Connecting the dots is a game we all played as children, but as investing adults I strongly encourage you to channel that inner kid and break out the pen once more.
FedEx (FDX) surprised the market with its earnings, mainly on yield improvement, with respectable volume. Full-year guidance was reaffirmed, but the Street already thinks that's conservative. People are simply buying things on a desktop, laptop or handheld device.
Next, look at the National Retail Federation. I'm not a big fan of these third-party retail survey takers as their data always skews too bullish, causing the market to get ahead of itself. Still, it's at least worthwhile to acknowledge that the NRF upwardly revised its holiday sales forecast, citing online consumption patterns.
November government retail sales surprisingly missed consensus estimates (the market was built up by data from those aforementioned survey takers), causing retail stocks to get hit. Work paychecks are being stretched and unemployment checks are skimpy, but prices at retailers are higher year-over-year. Not every single merchandise category in retail will flourish month-to-month. An area that did stand out favorably in November was online shopping.
The efforts of a desperate management team were evidence in Best Buy's (BBY) results. Shares nosedived as profit margins contracted in lock step with sharper pricing strategies. Online shopping is winning, Best Buy is losing and that trend will not be changing anytime soon.
By Thursday, my trusty pen had connected dots that spelled "Amazo" and the "n" came with news that Kindles of all models are flying from Amazon's (AMZN) distribution facilities. Despite the Kindle Fire receiving only adequate reviews, the accessible price point and respectable Average-Joe user experience got the job done in the holiday season. The Street may have been too bearish on Kindle's holiday prospects, which is half of the dots needed to finish off the "n" in the puzzle. Amazon's site is a giant vortex sucking in consumer dollars this holiday season.

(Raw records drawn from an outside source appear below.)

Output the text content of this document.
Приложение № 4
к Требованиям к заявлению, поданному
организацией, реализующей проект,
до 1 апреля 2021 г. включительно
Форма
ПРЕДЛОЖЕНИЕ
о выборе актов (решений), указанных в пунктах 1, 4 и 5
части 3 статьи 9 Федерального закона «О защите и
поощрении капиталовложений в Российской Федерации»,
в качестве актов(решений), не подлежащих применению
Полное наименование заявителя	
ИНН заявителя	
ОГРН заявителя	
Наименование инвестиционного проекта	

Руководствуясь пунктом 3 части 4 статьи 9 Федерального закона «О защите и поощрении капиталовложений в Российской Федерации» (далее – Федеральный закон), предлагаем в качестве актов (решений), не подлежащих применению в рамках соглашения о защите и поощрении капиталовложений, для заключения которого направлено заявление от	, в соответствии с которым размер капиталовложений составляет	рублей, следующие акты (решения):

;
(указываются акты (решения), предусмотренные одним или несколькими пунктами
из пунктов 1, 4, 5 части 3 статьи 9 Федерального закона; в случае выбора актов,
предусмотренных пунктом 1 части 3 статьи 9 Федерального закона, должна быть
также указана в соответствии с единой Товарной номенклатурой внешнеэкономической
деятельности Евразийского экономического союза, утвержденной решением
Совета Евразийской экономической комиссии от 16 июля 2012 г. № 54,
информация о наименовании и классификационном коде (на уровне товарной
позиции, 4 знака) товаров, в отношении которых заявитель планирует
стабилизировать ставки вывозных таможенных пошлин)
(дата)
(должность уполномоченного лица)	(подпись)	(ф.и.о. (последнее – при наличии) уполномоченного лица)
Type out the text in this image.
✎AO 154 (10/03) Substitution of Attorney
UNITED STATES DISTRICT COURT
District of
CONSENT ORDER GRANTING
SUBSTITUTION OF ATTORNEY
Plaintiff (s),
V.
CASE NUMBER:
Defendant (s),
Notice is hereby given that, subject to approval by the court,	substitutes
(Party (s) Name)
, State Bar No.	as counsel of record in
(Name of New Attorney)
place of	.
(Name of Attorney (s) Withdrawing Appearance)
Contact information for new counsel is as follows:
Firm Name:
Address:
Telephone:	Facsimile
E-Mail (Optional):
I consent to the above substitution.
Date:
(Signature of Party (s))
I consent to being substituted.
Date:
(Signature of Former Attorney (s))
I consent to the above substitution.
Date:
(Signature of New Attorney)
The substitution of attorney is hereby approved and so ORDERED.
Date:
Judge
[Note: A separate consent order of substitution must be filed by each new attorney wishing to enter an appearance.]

The company is investing aggressively to support future growth (capex is up dramatically past four quarters with ROIC down). But its sales are shaping up to be ahead of consensus for the holiday quarter, which may drive stronger-than-expected operating expense leverage and earnings. The Street is not fully acknowledging this new information, which sounds like a mispriced opportunity, but note the stock is always going to be expensive on a relative basis.